You probably are asking what is this all about? It is a valid question but this site is less a well designed thesis and more an amorphous thought bubble. It is about my family. How we became a family. Why we became a family. How sickeningly normal we are as a family. It is about our current obsessions, our child’s milestones, our quest for acclimating to our ‘new normal’. We may occasionally get political. We will likely always be sarcastic. The likelihood is that I will be the main author with an occasional interlude in Peach’s voice. Heck, I may even go all split personality on you and write as The Bean if she has anything significant to say!

But why you ask? Why now, why you, why should we care?
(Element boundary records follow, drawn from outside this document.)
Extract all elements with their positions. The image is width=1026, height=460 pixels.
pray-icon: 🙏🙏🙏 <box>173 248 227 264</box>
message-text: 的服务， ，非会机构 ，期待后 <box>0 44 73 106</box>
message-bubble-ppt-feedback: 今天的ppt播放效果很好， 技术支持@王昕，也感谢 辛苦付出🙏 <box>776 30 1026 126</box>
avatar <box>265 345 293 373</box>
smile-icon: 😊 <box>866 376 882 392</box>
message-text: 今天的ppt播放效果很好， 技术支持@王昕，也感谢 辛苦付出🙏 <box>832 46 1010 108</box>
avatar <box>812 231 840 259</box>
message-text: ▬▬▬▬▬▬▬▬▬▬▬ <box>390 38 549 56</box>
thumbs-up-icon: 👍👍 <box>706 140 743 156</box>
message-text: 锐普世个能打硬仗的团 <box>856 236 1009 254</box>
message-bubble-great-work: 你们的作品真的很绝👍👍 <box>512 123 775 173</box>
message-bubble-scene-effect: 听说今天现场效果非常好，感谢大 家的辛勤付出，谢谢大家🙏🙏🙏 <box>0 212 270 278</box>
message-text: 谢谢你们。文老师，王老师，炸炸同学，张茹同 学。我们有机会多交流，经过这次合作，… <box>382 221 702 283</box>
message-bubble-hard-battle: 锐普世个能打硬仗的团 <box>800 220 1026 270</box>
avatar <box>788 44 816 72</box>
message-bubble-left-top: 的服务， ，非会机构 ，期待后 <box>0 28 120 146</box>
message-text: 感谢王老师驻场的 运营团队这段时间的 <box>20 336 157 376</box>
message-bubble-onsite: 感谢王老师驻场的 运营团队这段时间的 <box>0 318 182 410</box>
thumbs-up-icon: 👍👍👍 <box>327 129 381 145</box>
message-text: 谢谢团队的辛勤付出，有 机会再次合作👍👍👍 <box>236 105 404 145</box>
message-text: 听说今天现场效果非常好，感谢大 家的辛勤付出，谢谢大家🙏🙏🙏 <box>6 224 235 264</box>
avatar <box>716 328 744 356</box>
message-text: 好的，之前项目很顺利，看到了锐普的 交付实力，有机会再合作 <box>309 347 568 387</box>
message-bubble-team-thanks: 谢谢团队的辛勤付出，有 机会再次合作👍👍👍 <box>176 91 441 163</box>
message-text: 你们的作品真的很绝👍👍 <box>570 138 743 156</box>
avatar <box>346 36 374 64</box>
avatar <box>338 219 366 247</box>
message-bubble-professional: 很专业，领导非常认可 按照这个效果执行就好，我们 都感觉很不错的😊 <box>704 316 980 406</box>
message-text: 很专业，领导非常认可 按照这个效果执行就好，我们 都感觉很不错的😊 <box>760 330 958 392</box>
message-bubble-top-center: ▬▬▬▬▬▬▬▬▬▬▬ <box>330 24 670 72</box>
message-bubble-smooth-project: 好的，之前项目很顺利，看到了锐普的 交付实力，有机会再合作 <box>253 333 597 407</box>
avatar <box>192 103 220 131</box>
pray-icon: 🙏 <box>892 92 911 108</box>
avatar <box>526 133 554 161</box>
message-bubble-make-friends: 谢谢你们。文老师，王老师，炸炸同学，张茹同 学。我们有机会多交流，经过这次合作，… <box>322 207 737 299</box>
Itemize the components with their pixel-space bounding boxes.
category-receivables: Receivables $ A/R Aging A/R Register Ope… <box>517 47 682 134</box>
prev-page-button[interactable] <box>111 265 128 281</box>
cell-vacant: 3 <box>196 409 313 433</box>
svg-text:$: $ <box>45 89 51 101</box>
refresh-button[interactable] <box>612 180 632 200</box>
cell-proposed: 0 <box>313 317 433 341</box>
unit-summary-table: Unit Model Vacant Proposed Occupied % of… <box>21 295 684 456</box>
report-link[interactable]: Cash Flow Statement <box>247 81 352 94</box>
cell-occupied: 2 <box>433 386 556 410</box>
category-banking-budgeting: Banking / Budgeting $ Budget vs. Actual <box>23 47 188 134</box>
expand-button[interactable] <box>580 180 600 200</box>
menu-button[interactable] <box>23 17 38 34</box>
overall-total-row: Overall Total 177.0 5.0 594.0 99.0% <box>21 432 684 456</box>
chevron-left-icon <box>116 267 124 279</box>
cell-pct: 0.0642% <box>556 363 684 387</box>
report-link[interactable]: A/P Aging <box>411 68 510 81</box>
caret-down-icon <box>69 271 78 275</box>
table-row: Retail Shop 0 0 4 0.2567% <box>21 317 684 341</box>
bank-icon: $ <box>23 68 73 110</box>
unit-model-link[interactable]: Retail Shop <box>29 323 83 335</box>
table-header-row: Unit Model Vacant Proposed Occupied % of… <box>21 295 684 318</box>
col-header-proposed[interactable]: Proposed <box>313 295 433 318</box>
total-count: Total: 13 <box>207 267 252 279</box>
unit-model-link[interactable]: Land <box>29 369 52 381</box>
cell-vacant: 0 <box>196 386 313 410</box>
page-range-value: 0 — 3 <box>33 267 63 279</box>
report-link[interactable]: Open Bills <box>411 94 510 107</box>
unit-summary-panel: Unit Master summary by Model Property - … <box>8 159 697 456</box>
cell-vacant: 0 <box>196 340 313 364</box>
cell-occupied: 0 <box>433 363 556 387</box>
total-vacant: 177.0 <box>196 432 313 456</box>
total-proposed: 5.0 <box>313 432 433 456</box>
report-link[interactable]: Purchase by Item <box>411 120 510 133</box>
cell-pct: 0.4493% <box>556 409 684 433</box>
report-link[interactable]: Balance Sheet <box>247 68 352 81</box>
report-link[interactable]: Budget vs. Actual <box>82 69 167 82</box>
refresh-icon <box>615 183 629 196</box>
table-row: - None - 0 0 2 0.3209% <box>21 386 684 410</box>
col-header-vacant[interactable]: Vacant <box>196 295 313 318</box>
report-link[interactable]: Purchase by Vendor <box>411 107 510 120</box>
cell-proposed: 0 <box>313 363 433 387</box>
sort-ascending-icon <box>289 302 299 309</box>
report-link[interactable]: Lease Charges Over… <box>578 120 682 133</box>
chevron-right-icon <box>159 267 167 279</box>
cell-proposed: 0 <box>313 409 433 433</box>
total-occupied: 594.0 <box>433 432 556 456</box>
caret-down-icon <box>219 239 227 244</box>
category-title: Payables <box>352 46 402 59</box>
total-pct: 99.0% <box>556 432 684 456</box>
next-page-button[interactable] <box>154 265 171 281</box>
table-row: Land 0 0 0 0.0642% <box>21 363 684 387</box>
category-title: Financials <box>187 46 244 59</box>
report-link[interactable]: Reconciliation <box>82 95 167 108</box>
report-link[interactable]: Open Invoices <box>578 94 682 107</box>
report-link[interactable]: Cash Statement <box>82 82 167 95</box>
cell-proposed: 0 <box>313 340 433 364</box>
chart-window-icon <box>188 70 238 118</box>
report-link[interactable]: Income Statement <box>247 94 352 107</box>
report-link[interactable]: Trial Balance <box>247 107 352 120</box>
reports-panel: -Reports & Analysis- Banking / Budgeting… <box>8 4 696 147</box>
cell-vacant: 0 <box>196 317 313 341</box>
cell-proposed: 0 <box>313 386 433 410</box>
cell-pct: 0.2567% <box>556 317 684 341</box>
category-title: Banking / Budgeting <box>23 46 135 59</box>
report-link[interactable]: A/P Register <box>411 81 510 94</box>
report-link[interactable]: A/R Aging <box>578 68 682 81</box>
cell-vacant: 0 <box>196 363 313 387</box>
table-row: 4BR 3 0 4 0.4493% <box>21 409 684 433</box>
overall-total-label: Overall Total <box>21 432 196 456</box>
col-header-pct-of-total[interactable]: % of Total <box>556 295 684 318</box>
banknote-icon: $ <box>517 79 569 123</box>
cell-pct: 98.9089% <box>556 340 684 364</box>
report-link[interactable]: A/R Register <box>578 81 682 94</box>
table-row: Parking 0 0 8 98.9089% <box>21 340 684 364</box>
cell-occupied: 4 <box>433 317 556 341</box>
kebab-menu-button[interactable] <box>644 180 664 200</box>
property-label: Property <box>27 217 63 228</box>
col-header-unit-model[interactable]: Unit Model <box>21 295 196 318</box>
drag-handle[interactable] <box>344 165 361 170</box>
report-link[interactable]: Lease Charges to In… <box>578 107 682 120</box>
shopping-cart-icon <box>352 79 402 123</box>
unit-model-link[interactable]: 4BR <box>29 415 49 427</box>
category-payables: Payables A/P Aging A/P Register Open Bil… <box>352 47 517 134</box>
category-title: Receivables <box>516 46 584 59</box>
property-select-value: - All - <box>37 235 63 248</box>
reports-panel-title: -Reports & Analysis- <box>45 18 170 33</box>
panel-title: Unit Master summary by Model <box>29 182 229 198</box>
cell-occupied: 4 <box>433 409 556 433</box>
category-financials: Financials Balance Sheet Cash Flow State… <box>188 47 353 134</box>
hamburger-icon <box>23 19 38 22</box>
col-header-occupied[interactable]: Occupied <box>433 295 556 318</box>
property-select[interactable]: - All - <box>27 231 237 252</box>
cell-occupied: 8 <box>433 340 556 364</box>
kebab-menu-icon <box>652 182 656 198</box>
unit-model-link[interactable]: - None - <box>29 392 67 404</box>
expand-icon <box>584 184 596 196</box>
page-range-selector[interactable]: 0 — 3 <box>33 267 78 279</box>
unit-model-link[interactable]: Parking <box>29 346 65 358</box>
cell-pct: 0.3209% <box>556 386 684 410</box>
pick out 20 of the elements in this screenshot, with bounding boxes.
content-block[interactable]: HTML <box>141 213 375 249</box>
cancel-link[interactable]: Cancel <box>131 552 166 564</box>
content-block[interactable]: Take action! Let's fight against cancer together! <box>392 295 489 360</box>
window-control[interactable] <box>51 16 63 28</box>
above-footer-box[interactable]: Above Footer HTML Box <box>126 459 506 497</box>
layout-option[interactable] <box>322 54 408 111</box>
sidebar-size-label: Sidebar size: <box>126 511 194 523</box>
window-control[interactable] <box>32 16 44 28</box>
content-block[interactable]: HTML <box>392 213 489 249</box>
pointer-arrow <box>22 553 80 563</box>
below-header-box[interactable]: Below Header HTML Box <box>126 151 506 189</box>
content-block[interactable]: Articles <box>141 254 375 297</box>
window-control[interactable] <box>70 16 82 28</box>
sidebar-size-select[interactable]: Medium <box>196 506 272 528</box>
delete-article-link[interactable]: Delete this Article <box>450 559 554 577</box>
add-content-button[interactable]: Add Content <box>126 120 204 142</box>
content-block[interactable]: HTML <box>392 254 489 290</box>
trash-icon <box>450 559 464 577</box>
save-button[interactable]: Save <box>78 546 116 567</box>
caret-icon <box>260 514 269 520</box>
A very smart scholar, Rabbi Hillel once wrote, “If I am not for myself, then who will be for me? And if I am only for myself, then what am I? And if not now, when?” For selfish reasons, writing here works as an outlet, a way to let out spare thoughts and free up mental space. It lets my family and friends get a glimpse inside our heads (oh, perish the thought!) and it lets strangers see the world through our eyes. But it is also for passing strangers – whether they are trying to have children,  have non-traditional families of their own, or are simply stumbling across the internet in boredom. Maybe something I say can help someone somewhere make their own personal decision. And, if I’ve already put off starting this thing for ten months then what am I really waiting for….the end of the world?

So sit back and make sure your belt is locked in secure. Our path will be less then straight and any anomalies we come across will be gallantly entered.